Are there fundamental differences between building Guardrails for different domains such as language, image, video, or audio? Additionally, what are the core distinctions from unit testing frameworks?
From a system-design perspective, the underlying philosophy of implementing guardrails is fairly consistent across different modalities. However, the actual guardrails implementations can vary significantly. Here’s what I mean by that:
The key challenge with building guardrails lies in encoding “correctness” requirements into actual executable checks that function as a verification system around the foundation model. Because the tasks we use GenAI for are fairly complex when compared to previous generations of ML applications, evaluating their correctness is non-trivial. For example, two summaries could convey completely different information while still being “correct”.
Our solution to this problem is to break down “correctness” into discrete validators, where each validator focuses on one aspect of the model’s performance. E.g., for generative text, different validators inspect structured output generation, hallucinations and toxic content. On the other hand, generative audio validators may look at the fidelity to the voice being replicated, the continuity of audio and the speaking speed.
Compared to traditional unit testing frameworks, guardrails are domain specific and also inherently stochastic.
🛠 AI Work
What is your favorite area of research outside of generative AI?
Efficient ML! I worked on this in the past but thinking about how to take very large models and shrink them down to low latency, low memory versions of themselves without sacrificing performance is a super exciting problem.
Is the guardrails space substantial enough to create standalone platforms, or will these projects evolve as features of larger AI platforms?
I strongly believe that there is substantial room for specialized guardrails for LLMs. To unlock their full potential, we need to solve key challenges that allow us to use LLMs as reliably as deterministic software APIs today. It’s very hard to solve these challenges purely on the model level, which creates an opportunity for platforms working exclusively on Guardrails.
For instance, consider a financial institution utilizing LLMs for automated customer support. Here, the guardrails must not only ensure data security, lack of hallucinations, etc. but also adhere to specific industry and company regulations.
How do you differentiate Guardrails AI from the work NVIDIA is doing with NeMO Guardrails?
Great question! NeMO is primarily a framework for building chatbots that allows you to create controlled dialog flows. Guardrails AI, on the other hand, is a framework for performing LLM validation – you can use the Guards that are created from Guardrails AI as checks in chatbots you create using NeMO. Additionally, Guardrails AI applies to all types of LLM applications in addition to chatbots and dialog systems.
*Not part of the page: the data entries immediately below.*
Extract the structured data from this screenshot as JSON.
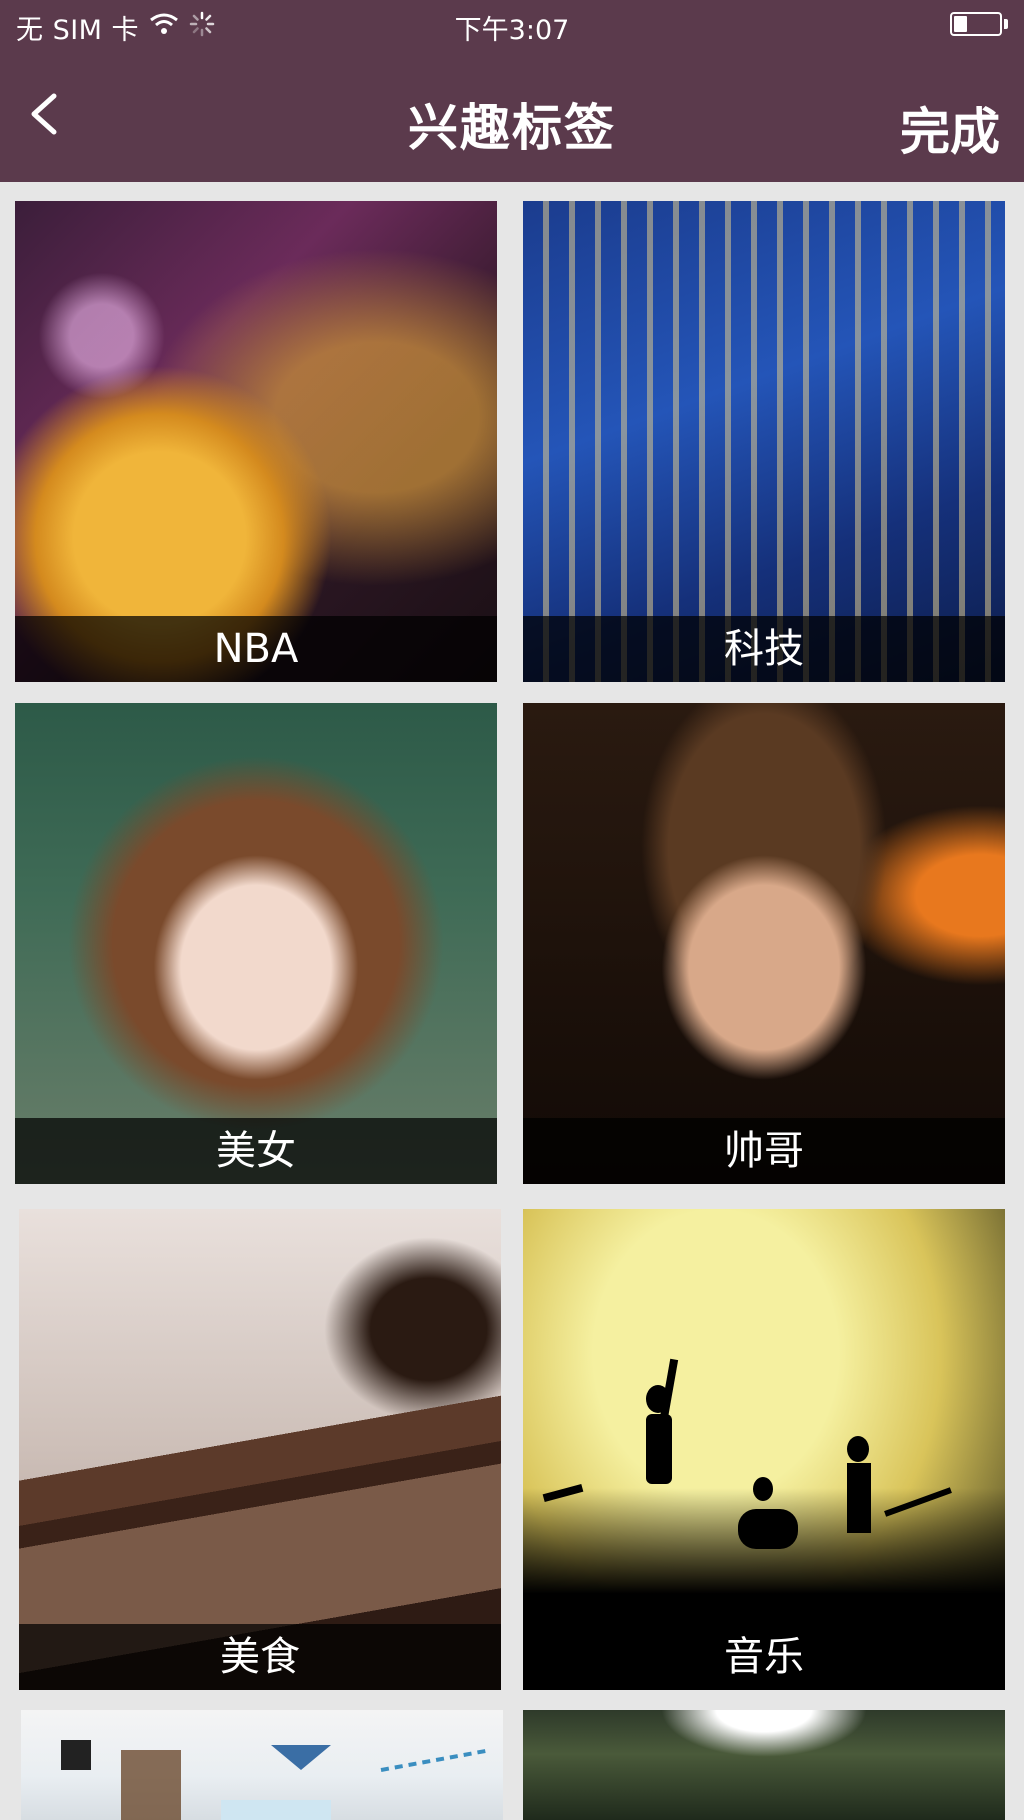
{
  "status_bar": {
    "carrier": "无 SIM 卡",
    "time": "下午3:07",
    "battery_level": 0.3
  },
  "nav": {
    "back_icon": "chevron-left-icon",
    "title": "兴趣标签",
    "done_label": "完成"
  },
  "tags": [
    {
      "label": "NBA"
    },
    {
      "label": "科技"
    },
    {
      "label": "美女"
    },
    {
      "label": "帅哥"
    },
    {
      "label": "美食"
    },
    {
      "label": "音乐"
    },
    {
      "label": ""
    },
    {
      "label": ""
    }
  ],
  "colors": {
    "header_bg": "#5b3a4c",
    "page_bg": "#e6e6e6",
    "label_overlay": "rgba(0,0,0,0.72)",
    "text": "#ffffff"
  }
}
Your work seems to strongly support open-source initiatives. How do you perceive the balance between open source and closed foundation models? Who ultimately prevails in the end?
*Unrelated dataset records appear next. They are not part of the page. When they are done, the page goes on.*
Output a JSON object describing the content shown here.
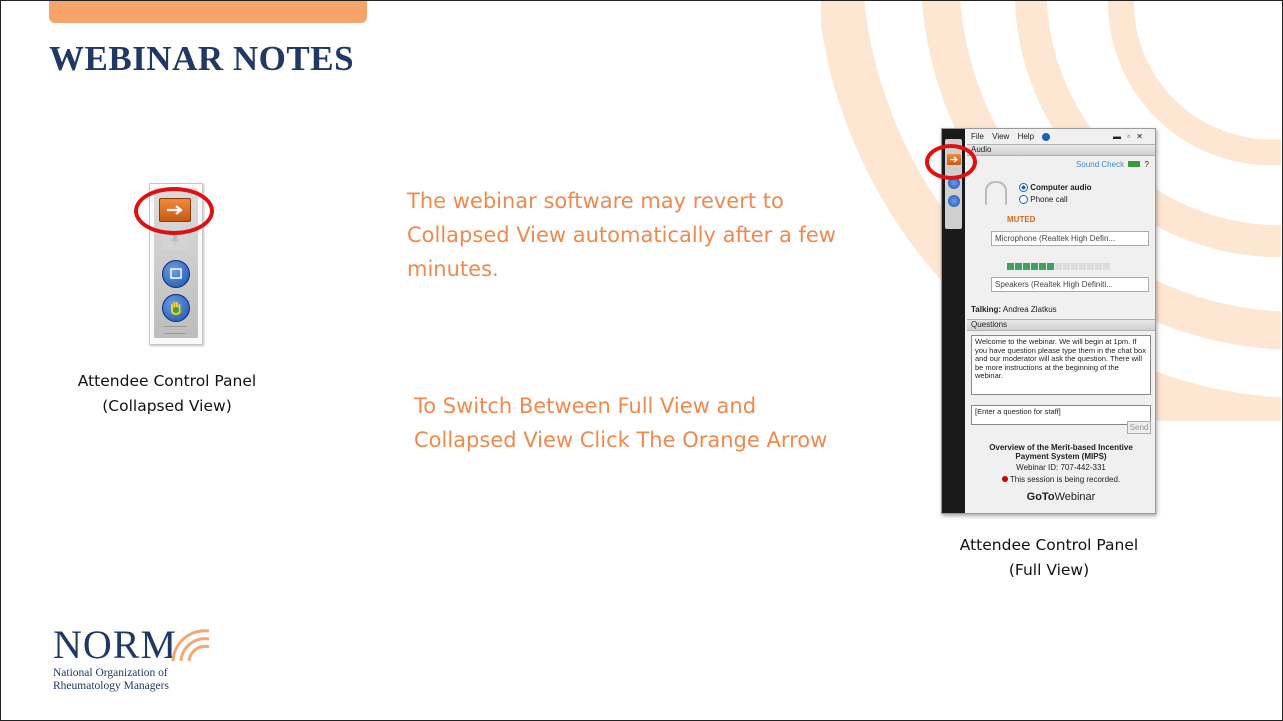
{
  "slide": {
    "title": "WEBINAR NOTES",
    "body_text_1": "The webinar software may revert to Collapsed View automatically after a few minutes.",
    "body_text_2": "To Switch Between Full View and Collapsed View Click The Orange Arrow",
    "caption_collapsed_line1": "Attendee Control Panel",
    "caption_collapsed_line2": "(Collapsed View)",
    "caption_full_line1": "Attendee Control Panel",
    "caption_full_line2": "(Full View)",
    "accent_color": "#ee8a4e",
    "title_color": "#1f3864"
  },
  "logo": {
    "wordmark": "NORM",
    "line1": "National Organization of",
    "line2": "Rheumatology Managers"
  },
  "panel": {
    "menu": [
      "File",
      "View",
      "Help"
    ],
    "audio_header": "Audio",
    "sound_check": "Sound Check",
    "help_mark": "?",
    "radio_computer": "Computer audio",
    "radio_phone": "Phone call",
    "muted": "MUTED",
    "microphone": "Microphone (Realtek High Defin...",
    "speakers": "Speakers (Realtek High Definiti...",
    "talking_label": "Talking:",
    "talking_name": "Andrea Zlatkus",
    "questions_header": "Questions",
    "welcome_message": "Welcome to the webinar. We will begin at 1pm. If you have question please type them in the chat box and our moderator will ask the question. There will be more instructions at the beginning of the webinar.",
    "question_placeholder": "[Enter a question for staff]",
    "send_label": "Send",
    "webinar_title": "Overview of the Merit-based Incentive Payment System (MIPS)",
    "webinar_id": "Webinar ID: 707-442-331",
    "recording_notice": "This session is being recorded.",
    "brand_bold": "GoTo",
    "brand_rest": "Webinar"
  }
}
I don’t think it's strictly either-or — I strongly believe that there's room for both open source and commercial models to co-exist. Currently, commercial models lead the way, especially in setting high-performance baselines on new benchmarks. However, the top open-source models are not far behind in terms of raw performance. Companies that will go for open-source models will do so for reasons related to cost, privacy, or explainability. At this stage however, the industry is focused on demonstrating the significant value that LLMs can bring; only then will it make sense for companies to invest in tuning and hosting their own custom models.